In choosing which votes to include in the annual Poverty Scorecard, we consult with national experts in more than twenty different issue areas. This helps us to identify the full scope of the votes most important to poor people and ensure that the Poverty Scorecard fully reflects Congressional action (and inaction) in addressing the complex needs of low-income Americans. This year, a number of the most important poverty-related votes fell into three categories: employment, health care and housing.
Ensuring access to affordable health care is a cornerstone to anti-poverty advocacy. Good health is essential to school performance, worker productivity, and a good life. But fewer workers have access to employer-based health insurance, and high costs and preexisting condition exclusions have prevented many from obtaining needed coverage. Uninsured people are much less likely to get needed care, especially preventive care, and are more likely to incur medical debt, which threatens their financial security.
The Affordable Care Act (ACA), which is arguably the most important anti-poverty measure passed in the last 50 years, has made significant progress in reducing the number of uninsured Americans. Over 41 million lacked insurance in 2013; most of these people were in low-income working families. The ACA fills gaps in coverage by expanding eligibility for the Medicaid program, building on employer-based coverage, reforming insurance so that only age, location, and tobacco use status are considered in setting premiums and providing premium subsidies to make private insurance more affordable. Early evidence indicates that the number of uninsured has dropped significantly since implementation of the ACA began. According to a recent survey, the number of uninsured working-age adults has declined from 37 million in 2010 to 29 million in the second half of 2014. Moreover, the number of adults who had problems paying their medical bills declined from 75 million to 64 million during that time period.

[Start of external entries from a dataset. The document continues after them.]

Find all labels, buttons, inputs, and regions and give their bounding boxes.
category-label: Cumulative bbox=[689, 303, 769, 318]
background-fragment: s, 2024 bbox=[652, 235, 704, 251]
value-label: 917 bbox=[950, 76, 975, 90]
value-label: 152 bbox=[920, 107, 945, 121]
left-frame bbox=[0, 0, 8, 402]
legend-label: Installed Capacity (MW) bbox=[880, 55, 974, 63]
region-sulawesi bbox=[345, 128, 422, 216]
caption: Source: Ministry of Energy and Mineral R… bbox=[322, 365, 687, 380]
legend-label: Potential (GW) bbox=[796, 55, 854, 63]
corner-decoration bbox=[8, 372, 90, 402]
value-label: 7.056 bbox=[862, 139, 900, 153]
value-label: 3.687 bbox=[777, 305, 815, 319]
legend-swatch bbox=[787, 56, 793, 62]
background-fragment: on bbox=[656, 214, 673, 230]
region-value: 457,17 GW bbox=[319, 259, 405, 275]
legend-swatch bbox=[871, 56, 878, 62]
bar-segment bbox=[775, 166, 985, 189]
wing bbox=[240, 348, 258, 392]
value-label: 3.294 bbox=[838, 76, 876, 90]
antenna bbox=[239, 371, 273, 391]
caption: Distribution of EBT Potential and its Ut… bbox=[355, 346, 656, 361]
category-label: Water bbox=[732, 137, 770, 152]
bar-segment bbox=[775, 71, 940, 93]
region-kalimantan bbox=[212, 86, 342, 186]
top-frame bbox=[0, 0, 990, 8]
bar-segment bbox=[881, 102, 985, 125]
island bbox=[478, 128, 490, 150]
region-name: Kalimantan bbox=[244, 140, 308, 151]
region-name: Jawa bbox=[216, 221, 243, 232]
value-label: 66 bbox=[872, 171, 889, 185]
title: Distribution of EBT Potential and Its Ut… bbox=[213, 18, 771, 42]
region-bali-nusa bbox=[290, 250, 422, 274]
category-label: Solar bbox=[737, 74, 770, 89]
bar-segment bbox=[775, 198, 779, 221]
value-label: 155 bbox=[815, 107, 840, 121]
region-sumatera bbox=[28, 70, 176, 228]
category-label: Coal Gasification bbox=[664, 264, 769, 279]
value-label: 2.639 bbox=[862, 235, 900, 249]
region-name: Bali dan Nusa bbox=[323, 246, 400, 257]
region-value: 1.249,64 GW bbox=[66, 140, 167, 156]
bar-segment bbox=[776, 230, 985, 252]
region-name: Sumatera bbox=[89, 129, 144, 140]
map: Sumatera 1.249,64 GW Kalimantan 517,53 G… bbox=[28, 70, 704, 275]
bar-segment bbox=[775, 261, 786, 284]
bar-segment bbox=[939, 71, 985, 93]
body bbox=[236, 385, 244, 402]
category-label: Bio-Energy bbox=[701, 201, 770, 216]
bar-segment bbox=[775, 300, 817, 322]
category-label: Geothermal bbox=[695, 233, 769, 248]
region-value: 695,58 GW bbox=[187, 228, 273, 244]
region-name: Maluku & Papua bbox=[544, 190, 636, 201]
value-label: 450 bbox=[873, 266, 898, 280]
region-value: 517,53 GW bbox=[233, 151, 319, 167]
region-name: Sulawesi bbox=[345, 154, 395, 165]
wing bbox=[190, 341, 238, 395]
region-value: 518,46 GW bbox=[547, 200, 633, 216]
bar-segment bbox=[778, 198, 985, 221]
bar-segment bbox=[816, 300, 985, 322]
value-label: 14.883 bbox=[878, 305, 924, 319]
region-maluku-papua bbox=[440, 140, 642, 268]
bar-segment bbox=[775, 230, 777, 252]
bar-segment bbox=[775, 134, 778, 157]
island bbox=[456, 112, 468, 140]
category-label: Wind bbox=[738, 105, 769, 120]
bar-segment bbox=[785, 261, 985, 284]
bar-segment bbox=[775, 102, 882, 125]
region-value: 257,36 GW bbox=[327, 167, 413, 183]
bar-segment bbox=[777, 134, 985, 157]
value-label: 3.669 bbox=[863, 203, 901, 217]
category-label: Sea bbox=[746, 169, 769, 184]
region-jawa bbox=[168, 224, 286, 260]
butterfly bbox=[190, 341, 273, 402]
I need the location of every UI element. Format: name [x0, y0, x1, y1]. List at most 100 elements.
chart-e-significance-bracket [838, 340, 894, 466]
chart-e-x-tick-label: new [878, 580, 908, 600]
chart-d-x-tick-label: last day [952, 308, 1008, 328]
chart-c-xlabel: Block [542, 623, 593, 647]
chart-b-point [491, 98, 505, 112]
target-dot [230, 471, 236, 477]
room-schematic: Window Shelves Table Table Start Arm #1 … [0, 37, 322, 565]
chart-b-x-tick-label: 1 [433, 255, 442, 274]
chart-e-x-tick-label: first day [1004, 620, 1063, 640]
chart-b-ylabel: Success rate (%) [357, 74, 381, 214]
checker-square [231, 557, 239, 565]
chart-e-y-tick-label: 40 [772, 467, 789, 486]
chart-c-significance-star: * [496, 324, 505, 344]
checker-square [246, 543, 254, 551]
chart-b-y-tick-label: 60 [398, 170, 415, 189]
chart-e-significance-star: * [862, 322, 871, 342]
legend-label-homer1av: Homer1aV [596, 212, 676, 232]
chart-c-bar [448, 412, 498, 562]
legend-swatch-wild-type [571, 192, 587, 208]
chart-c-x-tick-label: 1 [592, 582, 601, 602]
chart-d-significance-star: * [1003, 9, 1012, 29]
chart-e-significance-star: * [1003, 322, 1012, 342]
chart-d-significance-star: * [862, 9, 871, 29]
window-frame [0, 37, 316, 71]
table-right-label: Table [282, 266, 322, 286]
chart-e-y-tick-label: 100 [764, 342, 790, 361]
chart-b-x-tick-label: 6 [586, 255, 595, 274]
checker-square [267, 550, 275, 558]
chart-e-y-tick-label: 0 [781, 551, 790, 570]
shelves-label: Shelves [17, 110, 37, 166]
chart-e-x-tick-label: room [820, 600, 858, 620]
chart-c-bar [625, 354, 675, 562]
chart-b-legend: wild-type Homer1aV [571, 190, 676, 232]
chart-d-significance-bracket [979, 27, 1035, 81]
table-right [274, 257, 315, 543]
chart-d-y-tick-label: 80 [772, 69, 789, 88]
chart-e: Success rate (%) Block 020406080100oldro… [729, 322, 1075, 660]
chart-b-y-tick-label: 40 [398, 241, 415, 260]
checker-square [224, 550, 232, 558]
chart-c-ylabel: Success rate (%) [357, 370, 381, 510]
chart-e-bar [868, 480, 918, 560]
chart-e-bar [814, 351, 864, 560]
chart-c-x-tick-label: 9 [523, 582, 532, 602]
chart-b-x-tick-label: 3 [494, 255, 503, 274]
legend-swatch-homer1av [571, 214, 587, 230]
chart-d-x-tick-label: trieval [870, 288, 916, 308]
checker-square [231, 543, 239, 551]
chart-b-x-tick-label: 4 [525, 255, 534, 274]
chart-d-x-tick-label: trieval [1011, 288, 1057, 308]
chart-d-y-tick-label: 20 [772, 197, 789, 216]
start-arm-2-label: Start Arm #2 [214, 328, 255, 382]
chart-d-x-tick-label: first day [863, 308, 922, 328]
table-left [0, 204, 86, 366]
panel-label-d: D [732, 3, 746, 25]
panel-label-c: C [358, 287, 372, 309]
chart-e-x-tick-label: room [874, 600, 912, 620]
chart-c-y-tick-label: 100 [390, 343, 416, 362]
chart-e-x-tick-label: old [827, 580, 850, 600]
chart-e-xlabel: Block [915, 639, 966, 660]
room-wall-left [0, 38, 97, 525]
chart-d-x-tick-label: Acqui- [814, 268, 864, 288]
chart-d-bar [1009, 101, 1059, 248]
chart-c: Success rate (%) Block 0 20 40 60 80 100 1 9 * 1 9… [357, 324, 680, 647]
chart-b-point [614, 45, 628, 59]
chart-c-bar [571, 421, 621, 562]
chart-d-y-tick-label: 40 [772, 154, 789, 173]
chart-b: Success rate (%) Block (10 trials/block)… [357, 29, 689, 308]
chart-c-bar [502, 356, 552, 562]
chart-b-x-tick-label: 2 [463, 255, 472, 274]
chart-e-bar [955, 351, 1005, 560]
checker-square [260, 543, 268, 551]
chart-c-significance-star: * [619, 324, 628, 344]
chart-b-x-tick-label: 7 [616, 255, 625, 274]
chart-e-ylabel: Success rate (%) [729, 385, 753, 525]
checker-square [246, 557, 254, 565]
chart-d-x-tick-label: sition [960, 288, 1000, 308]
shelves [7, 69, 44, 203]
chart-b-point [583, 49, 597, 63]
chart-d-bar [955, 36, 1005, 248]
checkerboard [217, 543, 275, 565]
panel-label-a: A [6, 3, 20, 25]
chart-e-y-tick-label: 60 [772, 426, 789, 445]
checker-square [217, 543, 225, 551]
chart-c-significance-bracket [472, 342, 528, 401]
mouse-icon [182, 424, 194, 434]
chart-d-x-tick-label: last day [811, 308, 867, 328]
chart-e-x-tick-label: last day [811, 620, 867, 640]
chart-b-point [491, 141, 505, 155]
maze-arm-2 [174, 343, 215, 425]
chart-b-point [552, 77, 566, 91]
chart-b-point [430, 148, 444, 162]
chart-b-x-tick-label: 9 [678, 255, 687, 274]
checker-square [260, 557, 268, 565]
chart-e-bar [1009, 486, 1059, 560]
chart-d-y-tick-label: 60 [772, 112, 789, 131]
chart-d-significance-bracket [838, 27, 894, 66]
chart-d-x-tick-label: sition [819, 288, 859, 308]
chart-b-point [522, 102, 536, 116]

Despite these positive developments, The House of Representatives continued to attempt to undermine the viability of the ACA in 2014. The Simple Fairness Act, H.R. 4118, would delay implementation of the mandate requiring individuals to obtain health insurance or pay a tax penalty. The individual mandate is important to incentivize people, in particular younger and healthier people, to obtain coverage and thereby diversify insurance risk pools and keep down costs. The Simple Fairness Act passed the House by a vote of 250 to 160 but was not considered by the Senate.
Similarly, the Save American Workers Act of 2014, H.R. 2575, would raise the threshold for classification as a full-time employee from 30 to 40 hours for purposes of the employer mandate in the ACA. This would decrease the number of workers entitled to employer-based health coverage by 1 million and increase the number of uninsured. The Save American Workers Act passed the House by a vote of 248 to 179 but was not considered by the Senate.
Finally, the Employee Health Care Protection Act of 2014 would have allowed health insurers to continue offering non-ACA-compliant small group plans through 2018, adding an additional two-year delay on important consumer protections introduced by the ACA. If the bill had become law, this would have lead to insurers selectively offering ACA-compliant plans to younger, healthier groups, undermining small business exchanges that improve the affordability of comprehensive employer-based plans for these firms and their employees. The House passed the bill by a vote of 247 to 167 but the Senate did not consider it.
By contrast, a plurality of states have embraced the opportunities presented by the ACA to improve health care coverage. In particular, a majority of the states including D.C. (29) have opted to expand their state Medicaid programs to cover all adults at or just above (138%) the poverty threshold. Medicaid enrollment has increased by 8 million since open enrollment began. And every state in the nation has a health care exchange or “Marketplace” in which millions have gained coverage with subsidies. Unfortunately, in states that did not expand Medicaid, these subsidized Marketplaces do not help the lowest income consumers who are stuck in a “gap” and cannot access affordable coverage. In addition, the subsidies themselves are under attack in the King v. Burwell case now pending in the U.S. Supreme Court which may have the devastating impact of invalidating subsidies for millions of low income consumers.
In Illinois, a coalition of healthcare and anti-poverty advocates, led by the Shriver Center, pressed for Medicaid expansion, which the state adopted in July 2013. As a result, many more Illinoisans have gained coverage. As of January 2015, more than 217,000 people had enrolled in the Illinois Insurance Marketplace, and even more (287,000) had enrolled in the new Medicaid expansion. More than 296,000 have enrolled in the Get Covered Illinois Marketplace and over 500,000 in the Medicaid Expansion. The Shriver Center is also actively training and assisting navigators and other enrollment specialists, who help consumers select the right plans and overcome barriers to coverage. As part of that work, the Shriver Center manages HelpHub, an online community for enrollment and outreach specialists.
“Although many people don’t think of health care as a poverty issue, an economic justice issue, or even a civil rights issue, it is all of those things,” said Stephanie Altman, Assistant Director of Health Care Justice at the Shriver Center. “Providing health care coverage to everyone is one of the most important ways that we can bring people out of poverty while improving their health and population health at the same time.”